Last month, Boris denied during PMQ’s that a party had been held in Downing Street on 13 November 2020; if the Gray report seems set to contradict this denial, the PM could be accused of misleading Parliament, an offence that might be expected to be accompanied with a resignation. But don’t hold your breath just yet. The Commons having its first opportunity to react to this ‘sample’ version of the Gray report was bound to produce a hostile environment for Boris, with the predictable calls for him to quit emanating from opposition parties. Tory backbenchers have not refrained from joining in, however. Noted anti-Project Fear Conservative MP Steve Baker spoke of the propaganda campaign’s effect on the public, ‘to bully, to shame and to terrify them into compliance’, and there’s also a fair bit of head shaking when it comes to the decision to hold a couple of parties at No.10 the night before the funeral of the Duke of Edinburgh; regardless of one’s opinion of old Philip, the staggering lack of sensitivity as the sovereign prepared to bury her husband is breathtaking.

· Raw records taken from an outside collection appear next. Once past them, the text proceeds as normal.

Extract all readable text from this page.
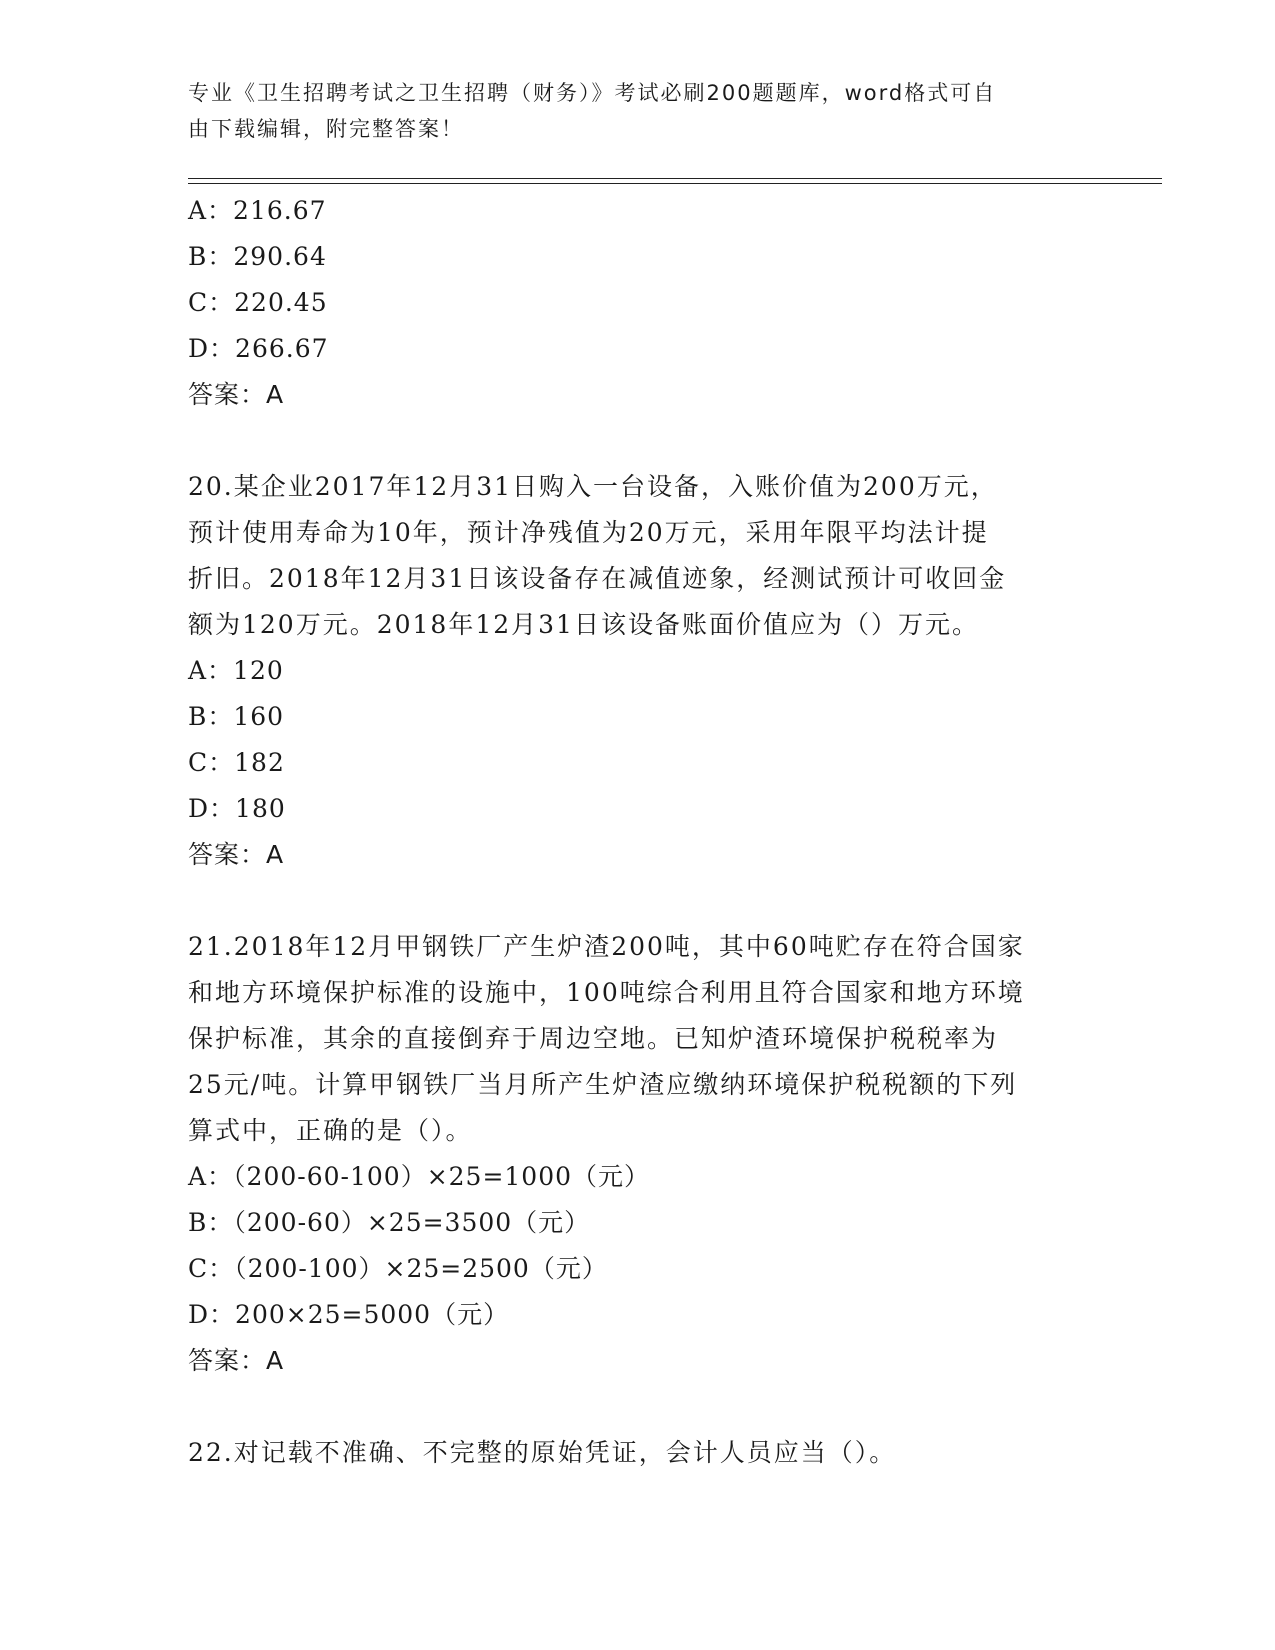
专业《卫生招聘考试之卫生招聘（财务）》考试必刷200题题库，word格式可自
由下载编辑，附完整答案！
A：216.67
B：290.64
C：220.45
D：266.67
答案：A
20.某企业2017年12月31日购入一台设备，入账价值为200万元，
预计使用寿命为10年，预计净残值为20万元，采用年限平均法计提
折旧。2018年12月31日该设备存在减值迹象，经测试预计可收回金
额为120万元。2018年12月31日该设备账面价值应为（）万元。
A：120
B：160
C：182
D：180
答案：A
21.2018年12月甲钢铁厂产生炉渣200吨，其中60吨贮存在符合国家
和地方环境保护标准的设施中，100吨综合利用且符合国家和地方环境
保护标准，其余的直接倒弃于周边空地。已知炉渣环境保护税税率为
25元/吨。计算甲钢铁厂当月所产生炉渣应缴纳环境保护税税额的下列
算式中，正确的是（）。
A：（200-60-100）×25=1000（元）
B：（200-60）×25=3500（元）
C：（200-100）×25=2500（元）
D：200×25=5000（元）
答案：A
22.对记载不准确、不完整的原始凭证，会计人员应当（）。
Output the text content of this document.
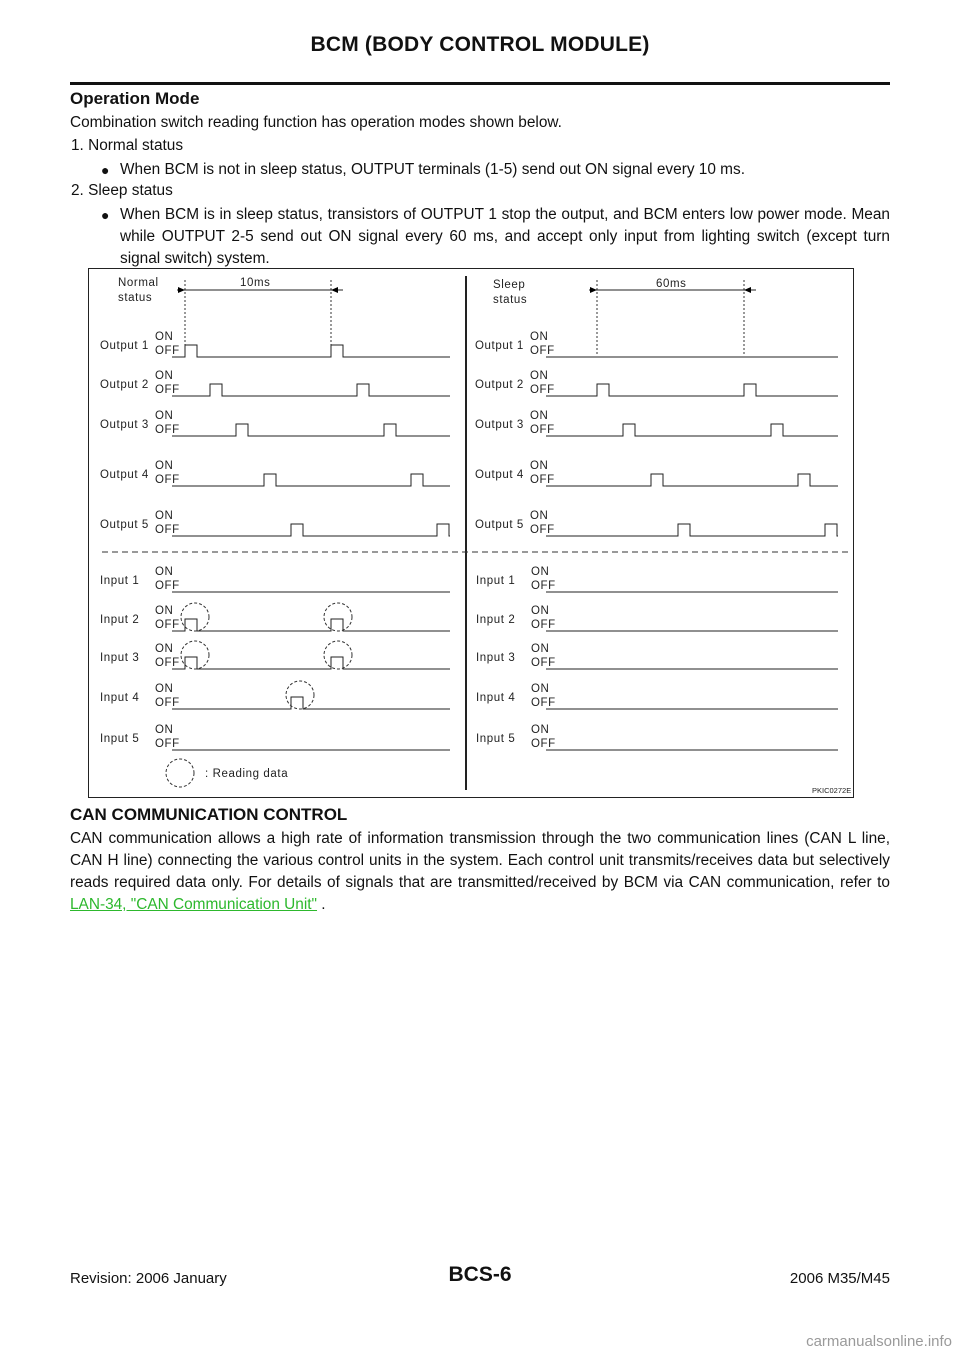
BCM (BODY CONTROL MODULE)
Operation Mode
Combination switch reading function has operation modes shown below.
1. Normal status
● When BCM is not in sleep status, OUTPUT terminals (1-5) send out ON signal every 10 ms.
2. Sleep status
● When BCM is in sleep status, transistors of OUTPUT 1 stop the output, and BCM enters low power mode. Mean while OUTPUT 2-5 send out ON signal every 60 ms, and accept only input from lighting switch (except turn signal switch) system.
Normal
status
10ms	Sleep
status
60ms
Output 1
ON
OFF	Output 1
ON
OFF
Output 2
ON
OFF	Output 2
ON
OFF
Output 3
ON
OFF	Output 3
ON
OFF
Output 4
ON
OFF	Output 4
ON
OFF
Output 5
ON
OFF	Output 5
ON
OFF
Input 1
ON
OFF	Input 1
ON
OFF
Input 2
ON
OFF	Input 2
ON
OFF
Input 3
ON
OFF	Input 3
ON
OFF
Input 4
ON
OFF	Input 4
ON
OFF
Input 5
ON
OFF	Input 5
ON
OFF
: Reading data
PKIC0272E
CAN COMMUNICATION CONTROL
CAN communication allows a high rate of information transmission through the two communication lines (CAN L line, CAN H line) connecting the various control units in the system. Each control unit transmits/receives data but selectively reads required data only. For details of signals that are transmitted/received by BCM via CAN communication, refer to LAN-34, "CAN Communication Unit" .
Revision: 2006 January	BCS-6	2006 M35/M45
carmanualsonline.info
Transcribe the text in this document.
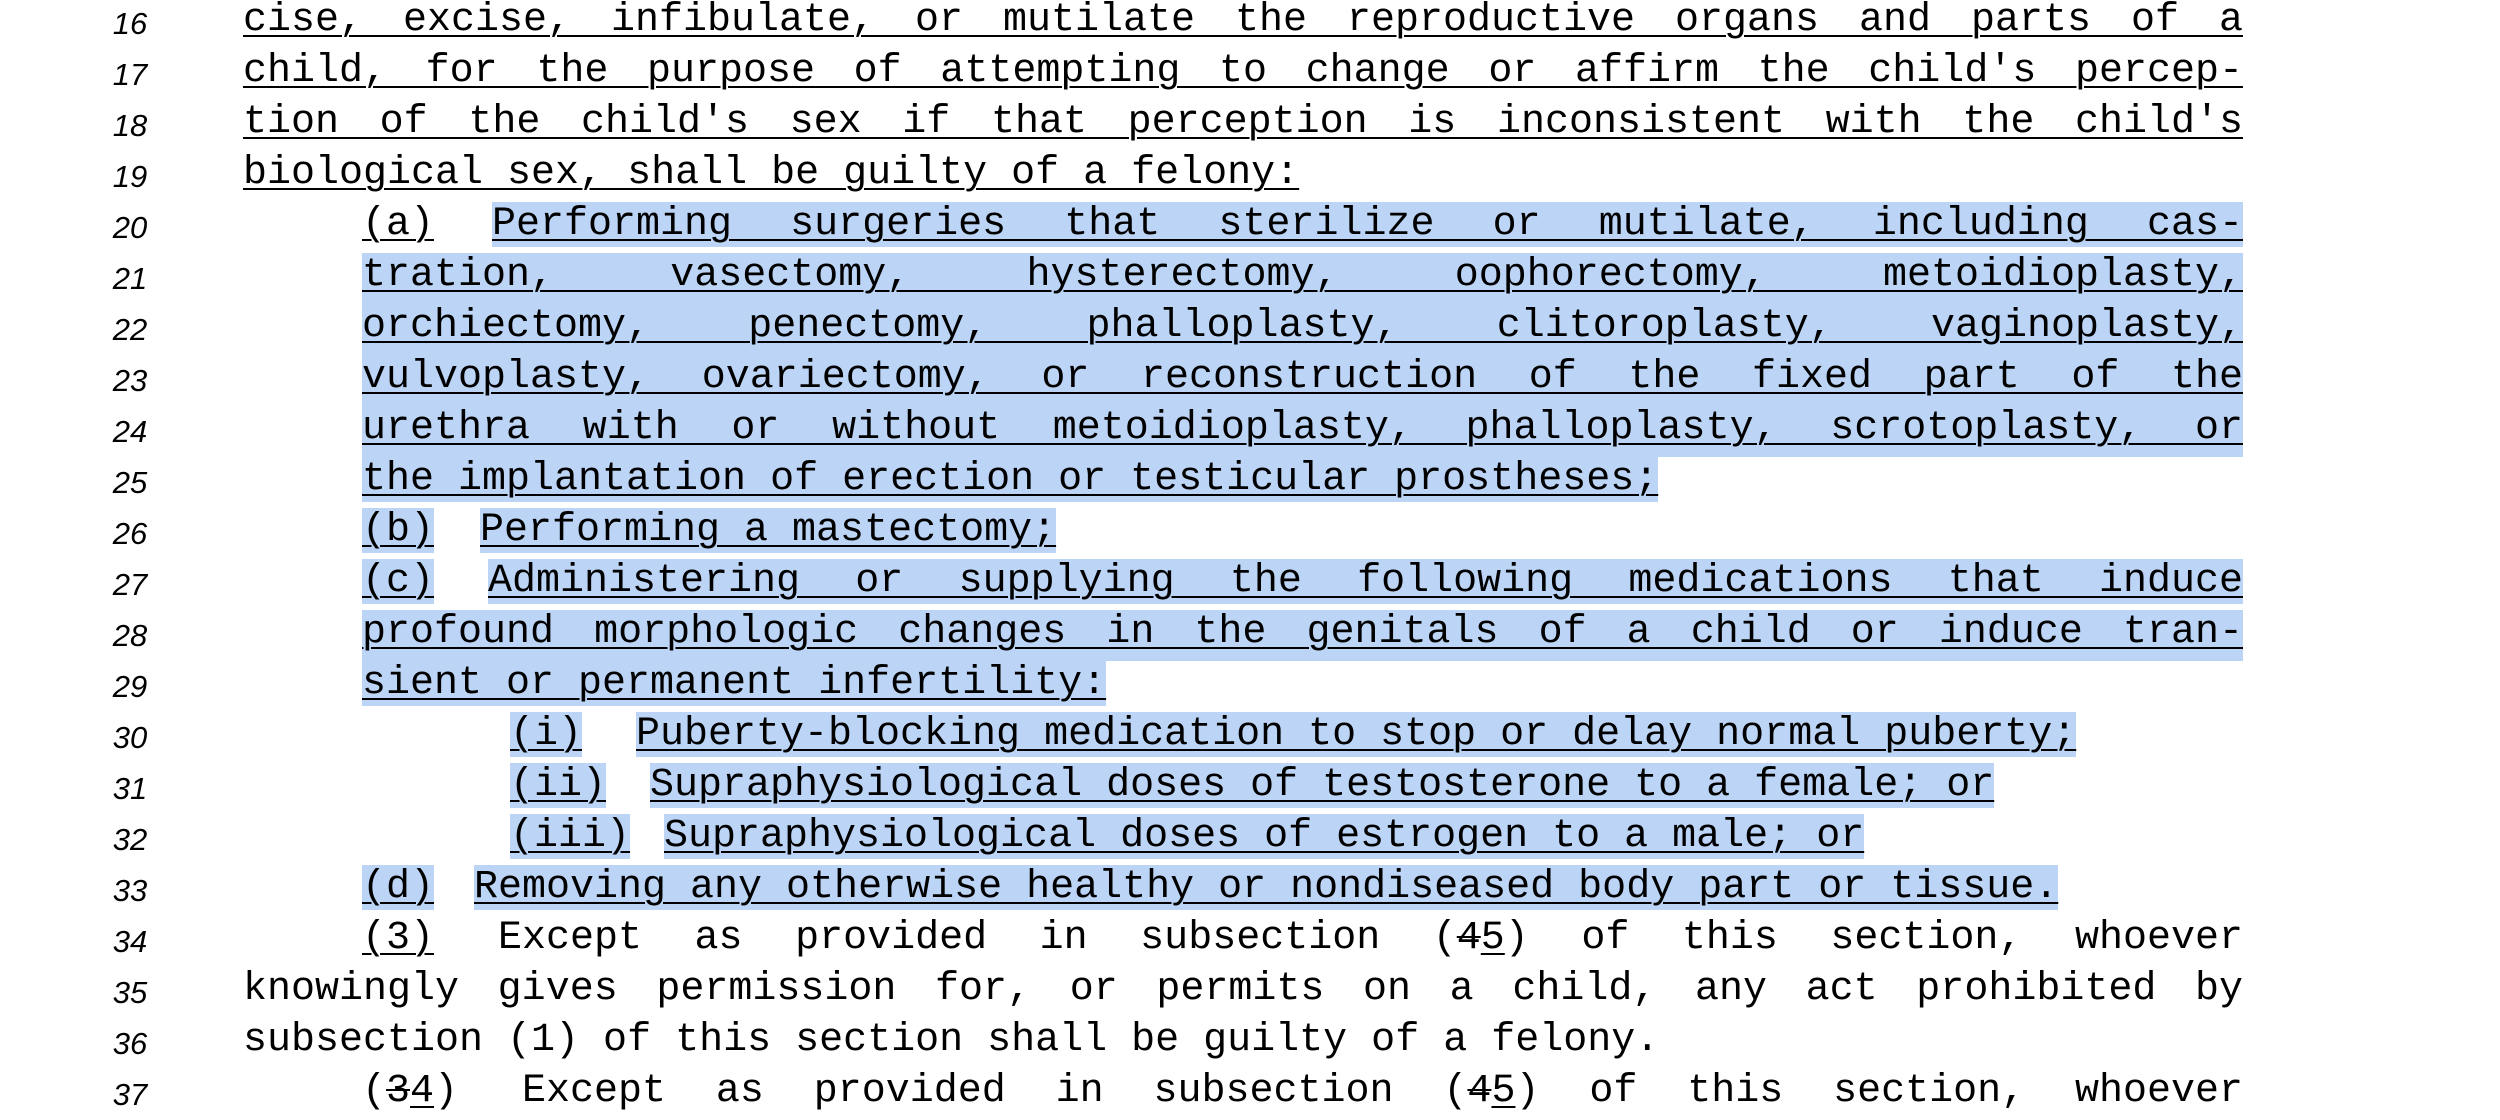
16 cise, excise, infibulate, or mutilate the reproductive organs and parts of a
17 child, for the purpose of attempting to change or affirm the child's percep-
18 tion of the child's sex if that perception is inconsistent with the child's
19 biological sex, shall be guilty of a felony:
20	(a) Performing surgeries that sterilize or mutilate, including cas-
21	tration, vasectomy, hysterectomy, oophorectomy, metoidioplasty,
22	orchiectomy, penectomy, phalloplasty, clitoroplasty, vaginoplasty,
23	vulvoplasty, ovariectomy, or reconstruction of the fixed part of the
24	urethra with or without metoidioplasty, phalloplasty, scrotoplasty, or
25	the implantation of erection or testicular prostheses;
26	(b) Performing a mastectomy;
27	(c) Administering or supplying the following medications that induce
28	profound morphologic changes in the genitals of a child or induce tran-
29	sient or permanent infertility:
30	(i) Puberty-blocking medication to stop or delay normal puberty;
31	(ii) Supraphysiological doses of testosterone to a female; or
32	(iii) Supraphysiological doses of estrogen to a male; or
33	(d) Removing any otherwise healthy or nondiseased body part or tissue.
34	(3) Except as provided in subsection (45) of this section, whoever
35 knowingly gives permission for, or permits on a child, any act prohibited by
36 subsection (1) of this section shall be guilty of a felony.
37	(34) Except as provided in subsection (45) of this section, whoever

As ever where shaky ground stood on by Tory Prime Ministers is concerned, a good deal rests with the response of the 1922 Committee and the 54 complaints against the occupant of No.10 that are required to trigger a leadership contest. We haven’t reached that stage yet, and the convenient intervention of the Met with regards to the full, unexpurgated incarnation of the Sue Gray report means Boris can momentarily deflect questions by announcing there will be no complete Government response to questions on the subject until the police investigation is itself complete – and that’ll hardly be this week. In the Commons today, the PM was able to quote from the current version of the report to support his stance: ‘No conclusions should be drawn or inferences made from this other than it is now for the police to consider the relevant material in relation to those incidents.’ Boris added that ‘it isn’t enough to say sorry’. No, it isn’t; yet, what might be deemed enough by those locked out of the Downing Street shindigs doesn’t appear likely at the moment – though we shall see.